Asked if there is anyone doing any kind of legal work on behalf of men in this situation, Joseph replied, “Not that I’m aware of, no.”
“It shows that the pro-abortion side has been very successful in making it exclusively a women’s issue. Which is completely ridiculous, because I’ve seen from my own experience that women are far more likely to have the abortion if the man’s not involved.”
He pointed out that abortion laws isolate women. Even if a woman is not being pressured to have an abortion, without the father involved she has no support: “If the guy says, ‘You’re on your own,’ that’s what puts pressure on her and gives her the feeling that she has to have the abortion.
“It’s a complete lie to suggest that women should depend only on themselves to make the decision. There’s no harm in admitting that sometimes she needs the advice and support of other people.
“Abortion is one of the most horrendous decisions anyone is ever going to make, and to have to make it on your own is a very scary thing.”
Men get the short end of the legal stick, whether they want to be fathers or not, said Lee, who argues that legal abortion has given men the excuse to “walk away” from the mothers of their children. “It legitimizes men not having a part [in child rearing] and being able to abandon them. They will expect women to have an abortion.
“There’s a contradiction when a man is looked down upon if he’s not going to be there when his child is born, yet he’s told he has no part to play in this whole thing.

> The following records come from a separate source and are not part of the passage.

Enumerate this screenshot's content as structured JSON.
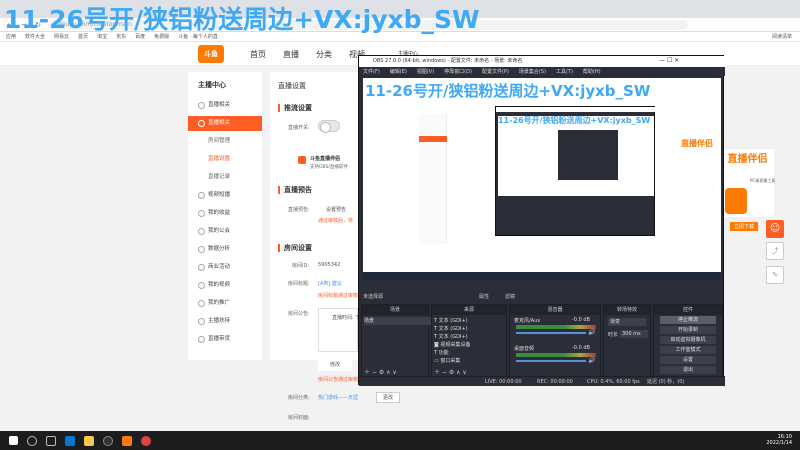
{
  "browser": {
    "url": "douyu.com/creator/main",
    "bookmarks": [
      "应用",
      "软件大全",
      "网易云",
      "首页",
      "淘宝",
      "京东",
      "百度",
      "免费版",
      "斗鱼 · 每个人的直",
      "阅读清单"
    ]
  },
  "topnav": {
    "logo": "斗鱼",
    "items": [
      "首页",
      "直播",
      "分类",
      "视频"
    ],
    "login": "主播中心"
  },
  "watermark": "11-26号开/狭铝粉送周边+VX:jyxb_SW",
  "sidebar": {
    "title": "主播中心",
    "items": [
      {
        "label": "直播相关"
      },
      {
        "label": "直播相关",
        "active": true
      },
      {
        "label": "房间管理",
        "sub": true
      },
      {
        "label": "直播设置",
        "sub": true,
        "selected": true
      },
      {
        "label": "直播记录",
        "sub": true
      },
      {
        "label": "视频短播"
      },
      {
        "label": "我的收益"
      },
      {
        "label": "我的公会"
      },
      {
        "label": "数据分析"
      },
      {
        "label": "商业活动"
      },
      {
        "label": "我的视频"
      },
      {
        "label": "我的推广"
      },
      {
        "label": "主播扶持"
      },
      {
        "label": "直播带货"
      }
    ]
  },
  "main": {
    "header": "直播设置",
    "sections": {
      "push": "推流设置",
      "push_label": "直播开关:",
      "assistant_title": "斗鱼直播伴侣",
      "assistant_desc": "支持OBS/直播软件",
      "preview": "直播预告",
      "preview_label": "直播预告:",
      "preview_btn": "设置预告",
      "preview_note": "通过审核后，将",
      "room": "房间设置",
      "room_id_label": "房间ID:",
      "room_id": "5905342",
      "room_title_label": "房间标题:",
      "room_title_link": "[A类] 建议",
      "room_title_note": "房间标题通过审核",
      "notice_label": "房间公告:",
      "notice_time": "直播时间: 下",
      "edit_btn": "修改",
      "notice_note": "房间公告通过审核",
      "category_label": "房间分类:",
      "category": "热门游戏——天涯",
      "category_btn": "更改",
      "cover_label": "房间封面:"
    }
  },
  "promo": {
    "title": "直播伴侣",
    "sub": "PC端直播工具",
    "btn": "立即下载"
  },
  "obs": {
    "title": "OBS 27.0.0 (64-bit, windows) - 配置文件: 未命名 - 场景: 未命名",
    "menu": [
      "文件(F)",
      "编辑(E)",
      "视图(V)",
      "停靠窗口(D)",
      "配置文件(P)",
      "场景集合(S)",
      "工具(T)",
      "帮助(H)"
    ],
    "no_source": "未选择源",
    "properties": "属性",
    "filters": "滤镜",
    "docks": {
      "scenes": "场景",
      "sources": "来源",
      "mixer": "混音器",
      "transitions": "转场特效",
      "controls": "控件"
    },
    "scene_item": "场景",
    "sources": [
      "文本 (GDI+)",
      "文本 (GDI+)",
      "文本 (GDI+)",
      "视频采集设备",
      "功能",
      "窗口采集"
    ],
    "mixer": [
      {
        "name": "麦克风/Aux",
        "db": "-0.0 dB"
      },
      {
        "name": "桌面音频",
        "db": "-0.0 dB"
      }
    ],
    "transition": {
      "type": "渐变",
      "duration_label": "时长",
      "duration": "300 ms"
    },
    "controls": [
      "停止推流",
      "开始录制",
      "启动虚拟摄像机",
      "工作室模式",
      "设置",
      "退出"
    ],
    "status": {
      "live": "LIVE: 00:00:00",
      "rec": "REC: 00:00:00",
      "cpu": "CPU: 0.4%, 60.00 fps",
      "delay": "延迟 (0) 秒，(0)"
    }
  },
  "taskbar": {
    "time": "16:10",
    "date": "2022/1/14"
  }
}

“He’s vilified for not playing a part in the child’s life, for not supporting him, whereas that’s positively encouraged from the very start of the child’s life. So it isn’t a surprise that we see men abandoning children.”
He added, “I know we’re not supposed to judge people, but I really think that what a man does in relation to his children is a way in which we can sort of measure if he’s a real man or not. Because if a man abandons his own child, then he’s not a real man in my eyes.”